Бони убирает руку и с уязвленным видом подносит ее к груди. Генри отпускает звонок и начинает возбужденно ерзать под одеялом.
– Это неправда, старина, – обиженно говорит Бони.
– Это правда. Это правда, как пить дать, и мы оба это знаем. Сорок пять лет, пятьдесят лет, шестьдесят лет. Сестра!
Бони вздыхает и отворачивается – на лице его написана обида на несправедливое обвинение. Но в его возмущении столько фальши, в его покачивающейся голове столько злобы, что Хэнк чувствует, как всем своим поведением Бони невольно подтверждает слова Генри. Хэнк в изумлении отступает и останавливается, почти скрывшись за желтой занавеской. Увлеченные своей враждой, старики забывают о нем. Бони продолжает скорбно качать головой, Генри вертится под одеялом, время от времени бросая взгляды на своего старого дружка. После минутного молчания он раскрывает рот, чтобы выразить то, что так долго сжигало его и теперь угрожает вырваться из-под контроля.
– Добрых шестьдесят лет. С тех пор… с тех пор… черт бы тебя побрал, Стоукс, это было так давно, что я даже не могу вспомнить, когда это началось!
– Ах, Генри, Генри… – Бони предпочитает гасить пламя укоризной. – Неужто ты и вправду можешь припомнить, чтобы когда-нибудь за все эти годы я давал тебе что-либо, кроме мудрых советов? Неужели можешь?
– Это каких же? Это когда ты советовал мне, Бену и Аарону взять маму и отправиться в Юджин в приют для безработных, убеждая, что одни мы не переживем зиму в лесу? Ты тогда говорил, что с непривычки здесь не выжить. Припоминаешь этот советик? Так вот, насколько я помню, мы прекрасно выжили…
– В ту зиму из-за твоего упрямства вы потеряли мать, – напоминает ему Бони.
– Потеряли? Она умерла! Лес к этому не имеет никакого отношения. Она просто заболела, слегла и умерла!
– В городе этого могло бы и не быть.
– Это могло произойти где угодно. Она умерла в тот год, потому что решила, что ей суждено умереть.
– Мы все предлагали помочь.
– Еще как! Ты здорово нам помог, оставив нас без лавки.
– Мы все бескорыстно предлагали вам все необходимое…
– А что хотели взамен? Наш дом и имущество? Закладную на десять лет?
– Генри, это нечестно, организация не предъявляла таких требований.
– Может, это нигде не было записано, но суть остается той же. Мне не довелось знать твоего отца или эту чертову его организацию, но что это были за бескорыстные предложения, я помню. Отличные были такие предложения.
– Говори что хочешь, но нас никто ни в чем не может обвинить, мы всего лишь отстаивали общественные интересы.

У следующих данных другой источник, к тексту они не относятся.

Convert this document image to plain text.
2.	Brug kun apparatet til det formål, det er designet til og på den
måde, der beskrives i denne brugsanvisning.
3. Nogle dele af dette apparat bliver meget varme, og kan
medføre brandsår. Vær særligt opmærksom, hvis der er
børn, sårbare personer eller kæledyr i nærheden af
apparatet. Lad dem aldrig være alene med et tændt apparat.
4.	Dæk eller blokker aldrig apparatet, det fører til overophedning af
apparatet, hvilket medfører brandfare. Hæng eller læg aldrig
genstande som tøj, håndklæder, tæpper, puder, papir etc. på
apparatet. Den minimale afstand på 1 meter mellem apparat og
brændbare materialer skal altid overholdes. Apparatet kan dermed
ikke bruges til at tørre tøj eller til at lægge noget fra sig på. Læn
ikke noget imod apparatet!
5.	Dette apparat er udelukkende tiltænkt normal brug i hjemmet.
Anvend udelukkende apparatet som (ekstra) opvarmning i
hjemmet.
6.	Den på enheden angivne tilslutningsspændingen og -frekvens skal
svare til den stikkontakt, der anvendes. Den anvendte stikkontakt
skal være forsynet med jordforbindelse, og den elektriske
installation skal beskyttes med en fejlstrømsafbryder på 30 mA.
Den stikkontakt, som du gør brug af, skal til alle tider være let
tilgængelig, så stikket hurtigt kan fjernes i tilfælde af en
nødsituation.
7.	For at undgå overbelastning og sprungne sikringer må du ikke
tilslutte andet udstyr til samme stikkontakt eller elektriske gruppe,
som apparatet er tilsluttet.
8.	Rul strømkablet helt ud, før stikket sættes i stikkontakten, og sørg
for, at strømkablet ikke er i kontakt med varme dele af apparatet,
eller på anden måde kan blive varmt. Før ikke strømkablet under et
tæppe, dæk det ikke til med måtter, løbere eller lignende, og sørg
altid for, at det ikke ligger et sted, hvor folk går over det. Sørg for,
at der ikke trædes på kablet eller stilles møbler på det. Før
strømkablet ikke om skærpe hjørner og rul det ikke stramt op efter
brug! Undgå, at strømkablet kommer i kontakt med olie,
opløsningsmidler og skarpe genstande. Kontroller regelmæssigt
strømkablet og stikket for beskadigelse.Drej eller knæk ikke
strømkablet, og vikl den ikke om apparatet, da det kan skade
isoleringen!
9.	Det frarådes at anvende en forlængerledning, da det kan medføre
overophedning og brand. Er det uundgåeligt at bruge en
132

Прежде чем Генри успевает ответить, дверь открывается и в палату входит сестра с маленьким бумажным стаканчиком кофе. Поставив его на столик, она окидывает взглядом мужчин и поспешно выходит, не говоря ни слова. Генри принимается пить, глядя на Бони сквозь поднимающийся пар. Когда он отрывает стаканчик от губ, Хэнк замечает на нем два следа от зубов – тех, что были напротив друг друга. Не отрывая взгляда от склоненной головы Бони, Генри ставит стаканчик на стол и вытирает губы рукавом своей белой фланелевой рубахи. Бони продолжает трясти головой, скорбно кудахча по поводу плачевного состояния своего старого приятеля.
– Бони, – наконец выдохшись, произносит Генри, – у тебя есть с собой понюшка?
Бони оживляется:
– Конечно, конечно, – и достает из кармана пиджака табакерку. – Вот, позволь-ка мне…
– Дай сюда.
Бони моргает и, не открывая табакерки, осторожно ставит ее на простыню. Генри берет ее в руку. Он вертит ее своей нежно-розовой рукой, старательно пытаясь открыть крышку большим пальцем: полудюймовый поворот, еще усилие и снова поворот – перехват, поворот, перехват, поворот-Хэнк еле сдерживается, чтобы не выхватить у него табакерку и самому не отвернуть крышку, избавив и себя и его от бессмысленного мучения. Но что-то не дает ему тронуться с места, и он не осмеливается выйти из-за занавески. Еще не осмеливается. Пока все не заканчивается само собой.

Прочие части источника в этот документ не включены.